Un monde rythmé par les fiançailles, les naissances dans de grands flots de rubans roses et bleus, les
promenades des enfants avec leur nurse – bébés dans leur landau, fillettes en robe de dentelle et garçon en
costume marin massés devant la vitrine du Nain Bleu.
Certaines scènes moins conventionnelles, légèrement érotiques, évoquent des séances de prise d’opium.
Le trait est frémissant, mais il témoigne d’une certaine fraîcheur et d’intelligence dans l’observation. Le style est
beaucoup plus vif que dans les traditionnels exercices de dessin que l’on retrouve dans ses carnets de croquis.
Elle était familière de Suzy Solidor, dont elle fit le portrait, et fréquentait sans doute les milieux intellectuels
d’avant-garde. L’influence des dessins de Jean Cocteau n’est sans doute pas étrangère à ces aquarelles.
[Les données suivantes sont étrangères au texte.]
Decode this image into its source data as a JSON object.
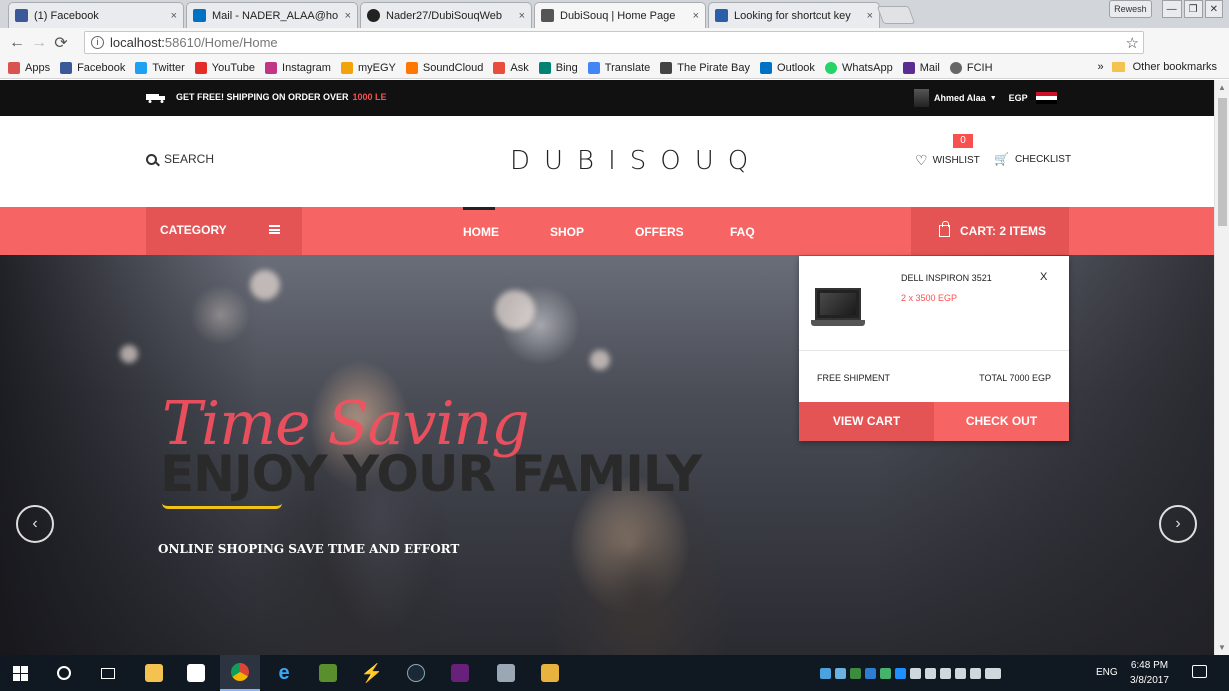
{
  "browser": {
    "tabs": [
      {
        "label": "(1) Facebook",
        "color": "#3b5998"
      },
      {
        "label": "Mail - NADER_ALAA@ho",
        "color": "#0072c6"
      },
      {
        "label": "Nader27/DubiSouqWeb",
        "color": "#222222"
      },
      {
        "label": "DubiSouq | Home Page",
        "color": "#555555"
      },
      {
        "label": "Looking for shortcut key",
        "color": "#2a5ea8"
      }
    ],
    "tab_close": "×",
    "window_refresh": "Rewesh",
    "url_host": "localhost:",
    "url_rest": "58610/Home/Home",
    "bookmarks": [
      {
        "label": "Apps",
        "color": "#d9534f"
      },
      {
        "label": "Facebook",
        "color": "#3b5998"
      },
      {
        "label": "Twitter",
        "color": "#1da1f2"
      },
      {
        "label": "YouTube",
        "color": "#e52d27"
      },
      {
        "label": "Instagram",
        "color": "#c13584"
      },
      {
        "label": "myEGY",
        "color": "#f0a30a"
      },
      {
        "label": "SoundCloud",
        "color": "#ff7700"
      },
      {
        "label": "Ask",
        "color": "#e74c3c"
      },
      {
        "label": "Bing",
        "color": "#008373"
      },
      {
        "label": "Translate",
        "color": "#4285f4"
      },
      {
        "label": "The Pirate Bay",
        "color": "#444444"
      },
      {
        "label": "Outlook",
        "color": "#0072c6"
      },
      {
        "label": "WhatsApp",
        "color": "#25d366"
      },
      {
        "label": "Mail",
        "color": "#5c2d91"
      },
      {
        "label": "FCIH",
        "color": "#666666"
      }
    ],
    "bookmarks_more": "»",
    "other_bookmarks": "Other bookmarks"
  },
  "site": {
    "shipping_text": "GET FREE! SHIPPING ON ORDER OVER",
    "shipping_amount": "1000 LE",
    "user_name": "Ahmed Alaa",
    "currency": "EGP",
    "search_label": "SEARCH",
    "logo": "DUBISOUQ",
    "wishlist_label": "WISHLIST",
    "wishlist_count": "0",
    "checklist_label": "CHECKLIST",
    "category_label": "CATEGORY",
    "nav": {
      "home": "HOME",
      "shop": "SHOP",
      "offers": "OFFERS",
      "faq": "FAQ"
    },
    "cart_label": "CART: 2 ITEMS",
    "accent": "#f76464"
  },
  "cart": {
    "product_name": "DELL INSPIRON 3521",
    "product_qty": "2 x 3500 EGP",
    "remove": "X",
    "shipment": "FREE SHIPMENT",
    "total": "TOTAL 7000 EGP",
    "view_cart": "VIEW CART",
    "check_out": "CHECK OUT"
  },
  "hero": {
    "script_title": "Time Saving",
    "headline": "ENJOY YOUR FAMILY",
    "subtitle": "ONLINE SHOPING SAVE TIME AND EFFORT",
    "prev": "‹",
    "next": "›"
  },
  "taskbar": {
    "language": "ENG",
    "time": "6:48 PM",
    "date": "3/8/2017"
  }
}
Jeanne Eliot (Paris, 1861 – Epinay-sous-Sénart, 1937)
Jeanne est la première enfant de Claude Gabriel Eliot – qui paraît être marchand de bois mais est aussi reconnu
comme artiste peintre pastelliste et critique d’art (tableaux présentés au Salon entre 1872 et 1880) – et de Marie
Antoinette Eliot née Bouret. Son frère Maurice Eliot naît un an après elle.
Jeanne Eliot est restée célibataire, comme son frère. Une grande affection règne entre eux. Ils vivent dans un
milieu aisé, bourgeois, ouvert au monde artistique. Les souvenirs familiaux font état d’une personnalité très gaie,
originale, parée de grands chapeaux, et toujours accompagnée de son fidèle caniche noir.
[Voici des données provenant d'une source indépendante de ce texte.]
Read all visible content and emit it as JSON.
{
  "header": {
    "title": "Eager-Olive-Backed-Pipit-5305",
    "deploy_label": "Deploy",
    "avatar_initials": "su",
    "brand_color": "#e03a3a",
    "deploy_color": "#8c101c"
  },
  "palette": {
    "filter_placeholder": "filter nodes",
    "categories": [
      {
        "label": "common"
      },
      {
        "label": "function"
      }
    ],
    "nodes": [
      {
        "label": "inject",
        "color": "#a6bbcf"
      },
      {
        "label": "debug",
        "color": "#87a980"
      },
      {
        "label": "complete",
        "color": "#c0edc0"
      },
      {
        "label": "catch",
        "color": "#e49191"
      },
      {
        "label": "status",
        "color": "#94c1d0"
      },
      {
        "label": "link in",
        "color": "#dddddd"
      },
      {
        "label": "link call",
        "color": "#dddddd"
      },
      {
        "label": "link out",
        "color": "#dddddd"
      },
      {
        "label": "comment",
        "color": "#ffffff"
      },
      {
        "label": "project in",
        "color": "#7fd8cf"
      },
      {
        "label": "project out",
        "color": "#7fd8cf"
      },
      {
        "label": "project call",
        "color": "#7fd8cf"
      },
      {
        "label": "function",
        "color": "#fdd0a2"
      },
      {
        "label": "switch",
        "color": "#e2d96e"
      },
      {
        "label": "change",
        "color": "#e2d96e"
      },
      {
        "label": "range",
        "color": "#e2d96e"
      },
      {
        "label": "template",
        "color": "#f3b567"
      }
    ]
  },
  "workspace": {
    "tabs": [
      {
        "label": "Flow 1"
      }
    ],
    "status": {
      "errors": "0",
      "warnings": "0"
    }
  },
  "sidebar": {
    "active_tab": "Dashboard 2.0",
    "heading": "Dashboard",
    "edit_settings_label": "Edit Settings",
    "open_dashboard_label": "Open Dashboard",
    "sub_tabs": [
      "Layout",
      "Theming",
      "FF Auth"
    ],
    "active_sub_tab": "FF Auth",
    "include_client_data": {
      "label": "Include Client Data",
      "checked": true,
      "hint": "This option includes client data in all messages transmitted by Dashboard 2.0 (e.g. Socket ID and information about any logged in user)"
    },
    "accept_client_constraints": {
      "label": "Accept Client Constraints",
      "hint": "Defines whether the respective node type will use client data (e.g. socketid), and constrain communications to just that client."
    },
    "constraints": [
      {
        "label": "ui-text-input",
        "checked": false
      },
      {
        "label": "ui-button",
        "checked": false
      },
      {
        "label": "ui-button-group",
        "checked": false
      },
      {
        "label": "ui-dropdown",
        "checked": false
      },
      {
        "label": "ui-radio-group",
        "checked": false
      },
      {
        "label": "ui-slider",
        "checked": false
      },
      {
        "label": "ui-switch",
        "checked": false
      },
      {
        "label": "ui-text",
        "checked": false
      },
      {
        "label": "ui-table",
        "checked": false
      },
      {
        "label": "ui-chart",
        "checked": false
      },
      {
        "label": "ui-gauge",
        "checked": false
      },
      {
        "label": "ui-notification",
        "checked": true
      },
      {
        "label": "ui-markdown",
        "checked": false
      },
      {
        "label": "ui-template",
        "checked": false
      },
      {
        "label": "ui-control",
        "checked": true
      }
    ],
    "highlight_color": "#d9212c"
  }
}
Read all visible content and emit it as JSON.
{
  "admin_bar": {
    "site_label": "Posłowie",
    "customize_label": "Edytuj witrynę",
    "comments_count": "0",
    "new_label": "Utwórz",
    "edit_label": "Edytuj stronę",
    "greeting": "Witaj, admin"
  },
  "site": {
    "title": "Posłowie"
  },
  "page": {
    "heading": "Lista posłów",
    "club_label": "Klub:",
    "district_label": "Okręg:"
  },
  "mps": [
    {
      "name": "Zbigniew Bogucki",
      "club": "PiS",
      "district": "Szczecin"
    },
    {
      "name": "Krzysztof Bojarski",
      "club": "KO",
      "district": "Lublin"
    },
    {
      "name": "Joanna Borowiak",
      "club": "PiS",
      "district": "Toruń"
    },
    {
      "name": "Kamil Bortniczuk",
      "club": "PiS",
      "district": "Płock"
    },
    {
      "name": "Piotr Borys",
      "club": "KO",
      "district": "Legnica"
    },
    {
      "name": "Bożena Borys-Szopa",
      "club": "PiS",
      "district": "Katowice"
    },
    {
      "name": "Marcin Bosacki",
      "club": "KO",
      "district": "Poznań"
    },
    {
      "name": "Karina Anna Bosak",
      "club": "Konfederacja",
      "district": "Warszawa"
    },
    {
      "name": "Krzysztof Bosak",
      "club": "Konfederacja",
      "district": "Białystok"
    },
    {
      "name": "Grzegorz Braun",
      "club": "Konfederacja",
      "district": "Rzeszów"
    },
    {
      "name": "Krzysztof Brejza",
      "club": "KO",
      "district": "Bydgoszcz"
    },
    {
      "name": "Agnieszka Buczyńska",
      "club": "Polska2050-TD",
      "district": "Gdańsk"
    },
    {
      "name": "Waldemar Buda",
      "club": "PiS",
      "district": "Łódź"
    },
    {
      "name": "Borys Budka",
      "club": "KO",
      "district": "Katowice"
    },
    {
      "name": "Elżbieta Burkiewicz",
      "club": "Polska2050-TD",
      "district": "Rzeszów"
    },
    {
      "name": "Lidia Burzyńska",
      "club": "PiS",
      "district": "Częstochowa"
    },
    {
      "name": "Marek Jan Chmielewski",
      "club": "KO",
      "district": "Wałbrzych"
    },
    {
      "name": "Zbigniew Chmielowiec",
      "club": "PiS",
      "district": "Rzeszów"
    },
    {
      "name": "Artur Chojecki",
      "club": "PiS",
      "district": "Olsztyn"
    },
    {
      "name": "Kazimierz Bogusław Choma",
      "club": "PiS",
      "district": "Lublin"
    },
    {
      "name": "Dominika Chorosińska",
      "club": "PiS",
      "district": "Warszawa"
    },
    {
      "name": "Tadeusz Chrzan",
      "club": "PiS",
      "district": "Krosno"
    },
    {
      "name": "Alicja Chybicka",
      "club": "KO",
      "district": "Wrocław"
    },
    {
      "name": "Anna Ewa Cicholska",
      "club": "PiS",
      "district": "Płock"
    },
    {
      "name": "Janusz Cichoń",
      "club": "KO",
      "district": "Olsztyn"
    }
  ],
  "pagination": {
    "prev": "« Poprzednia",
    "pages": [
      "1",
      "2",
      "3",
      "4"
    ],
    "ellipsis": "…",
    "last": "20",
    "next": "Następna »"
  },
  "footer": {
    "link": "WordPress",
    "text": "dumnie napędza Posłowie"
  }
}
La maison Bouret à Epinay sous Sénart
Après la mort précoce de leur père, les deux enfants sont élevés par leur mère à Paris et chez leurs grandsparents maternels, Antoine et Laure Caroline Bouret à Epinay-sous-Sénart (commune limitrophe de Brunoy).
Antoine Bouret est maire du village de 1860 à 1865, et y possède, près de l’Yerres, une grande propriété.
Epinay-sous-Sénart est le point de rassemblement, d’abord à la belle saison (pendant l’hiver les Eliot demeurent
37 boulevard de Clichy, à Paris), puis toute l’année.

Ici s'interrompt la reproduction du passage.